Friday’s for future: assemblea e nuove mobilitazioni

“Rivogliamo indietro un mondo diventato società per azioni”. L’assemblea nazionale dei Fridays For Future – Italy, da tutta Italia per un’agenda comune.
Un estratto del reportage di Federica Venni su @la Repubblica Milano
Si definiscono un «movimento globale, pacifico e apartitico» che si mobilita «quotidianamente» contro «un modello di sviluppo insostenibile e ingiusto» il cui costo è a carico soprattutto della loro generazione. Non hanno bandiere, vogliono essere «indipendenti» e rifiutano «ogni forma di strumentalizzazione». Liberi dai partiti, sono però gli attori di una battaglia politica «senza precedenti». Vogliono che l’attenzione per l’ambiente si coniughi con la ricerca della giustizia sociale e la tutela dei più deboli.
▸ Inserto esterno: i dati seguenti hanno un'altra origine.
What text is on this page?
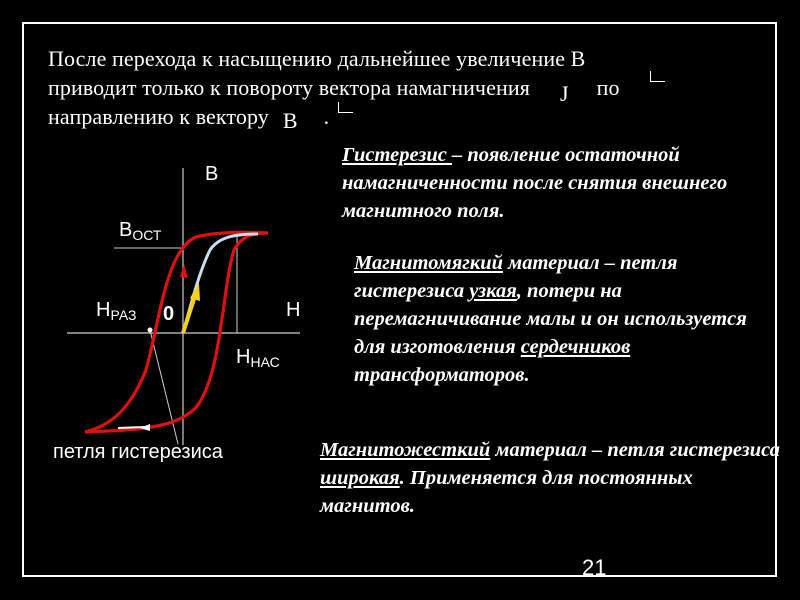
После перехода к насыщению дальнейшее увеличение В
приводит только к повороту вектора намагничения J по
направлению к вектору B .
Гистерезис – появление остаточной намагниченности после снятия внешнего магнитного поля.
Магнитомягкий материал – петля гистерезиса узкая, потери на перемагничивание малы и он используется для изготовления сердечников трансформаторов.
Магнитожесткий материал – петля гистерезиса широкая. Применяется для постоянных магнитов.
В
$В_{ОСТ}$
Н
$Н_{РАЗ}$ 0
$Н_{НАС}$
петля гистерезиса
21
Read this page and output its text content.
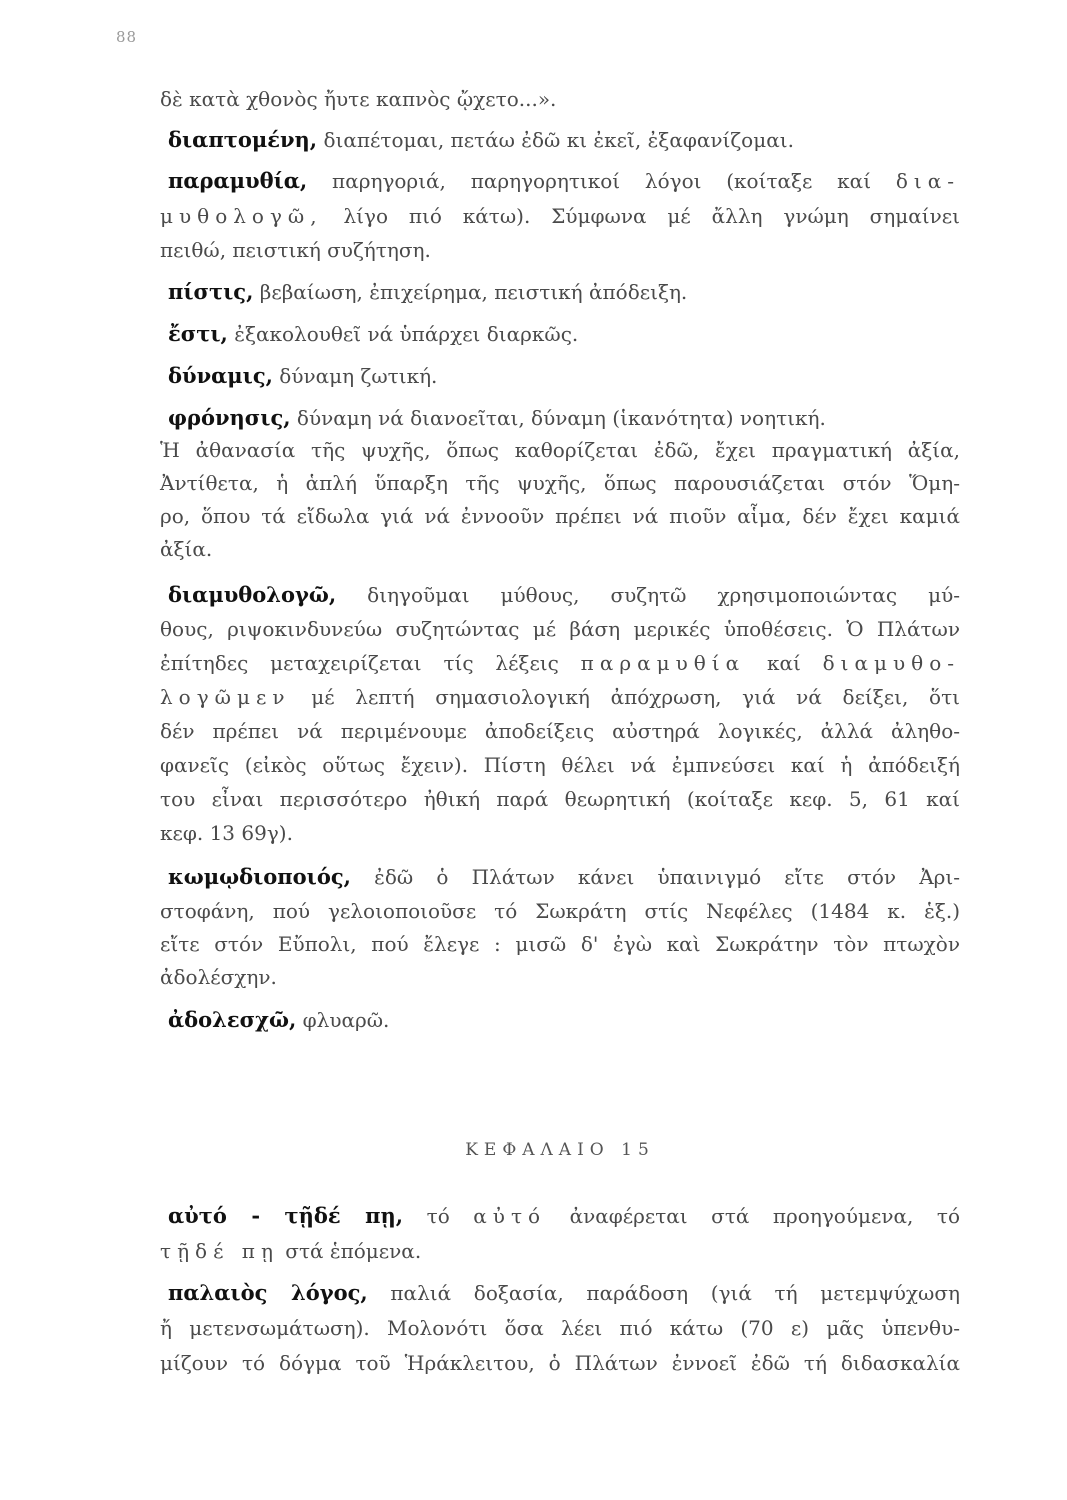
88
δὲ κατὰ χθονὸς ἤυτε καπνὸς ᾤχετο...».
διαπτομένη, διαπέτομαι, πετάω ἐδῶ κι ἐκεῖ, ἐξαφανίζομαι.
παραμυθία, παρηγοριά, παρηγορητικοί λόγοι (κοίταξε καί δια-
μυθολογῶ, λίγο πιό κάτω). Σύμφωνα μέ ἄλλη γνώμη σημαίνει
πειθώ, πειστική συζήτηση.
πίστις, βεβαίωση, ἐπιχείρημα, πειστική ἀπόδειξη.
ἔστι, ἐξακολουθεῖ νά ὑπάρχει διαρκῶς.
δύναμις, δύναμη ζωτική.
φρόνησις, δύναμη νά διανοεῖται, δύναμη (ἱκανότητα) νοητική.
Ἡ ἀθανασία τῆς ψυχῆς, ὅπως καθορίζεται ἐδῶ, ἔχει πραγματική ἀξία,
Ἀντίθετα, ἡ ἁπλή ὕπαρξη τῆς ψυχῆς, ὅπως παρουσιάζεται στόν Ὅμη-
ρο, ὅπου τά εἴδωλα γιά νά ἐννοοῦν πρέπει νά πιοῦν αἷμα, δέν ἔχει καμιά
ἀξία.
διαμυθολογῶ, διηγοῦμαι μύθους, συζητῶ χρησιμοποιώντας μύ-
θους, ριψοκινδυνεύω συζητώντας μέ βάση μερικές ὑποθέσεις. Ὁ Πλάτων
ἐπίτηδες μεταχειρίζεται τίς λέξεις παραμυθία καί διαμυθο-
λογῶμεν μέ λεπτή σημασιολογική ἀπόχρωση, γιά νά δείξει, ὅτι
δέν πρέπει νά περιμένουμε ἀποδείξεις αὐστηρά λογικές, ἀλλά ἀληθο-
φανεῖς (εἰκὸς οὕτως ἔχειν). Πίστη θέλει νά ἐμπνεύσει καί ἡ ἀπόδειξή
του εἶναι περισσότερο ἠθική παρά θεωρητική (κοίταξε κεφ. 5, 61 καί
κεφ. 13 69γ).
κωμῳδιοποιός, ἐδῶ ὁ Πλάτων κάνει ὑπαινιγμό εἴτε στόν Ἀρι-
στοφάνη, πού γελοιοποιοῦσε τό Σωκράτη στίς Νεφέλες (1484 κ. ἑξ.)
εἴτε στόν Εὔπολι, πού ἔλεγε : μισῶ δ' ἐγὼ καὶ Σωκράτην τὸν πτωχὸν
ἀδολέσχην.
ἀδολεσχῶ, φλυαρῶ.
ΚΕΦΑΛΑΙΟ 15
αὐτό - τῇδέ πῃ, τό αὐτό ἀναφέρεται στά προηγούμενα, τό
τῇδέ πῃ στά ἑπόμενα.
παλαιὸς λόγος, παλιά δοξασία, παράδοση (γιά τή μετεμψύχωση
ἤ μετενσωμάτωση). Μολονότι ὅσα λέει πιό κάτω (70 ε) μᾶς ὑπενθυ-
μίζουν τό δόγμα τοῦ Ἡράκλειτου, ὁ Πλάτων ἐννοεῖ ἐδῶ τή διδασκαλία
Vogliono indietro quel mondo «che abbiamo dato in prestito» ad una classe dirigente che a livello globale e nazionale lo ha trasformato in una «immensa società per azioni» … dal palco dell’Auditorium Levi dell’Università Statale, in via Valvassori Peroni. Proprio qui, al confine tra città Studi e Lambrate, sono arrivati da tutta Italia, da Fano ad Agrate Branza, da Taranto a Firenze, per una due giorni tutta per loro: sabato con una conferenza sul clima e ieri, riuniti in assembea plenaria, per aprire una fase costituente, darsi una carta dei valori condivisa e tradurla in azioni da mettere in campo da qui al 24 maggio, data dell’altro grande Global Strike in programma, e oltre (l’arrivo di Greta Thunberg a Roma il 18 aprile, la mobilitazione europea ad Aquisgrana il 21 giugno, un campeggio a Losanna a fine luglio, un’altra assemblea a Napoli a settembre.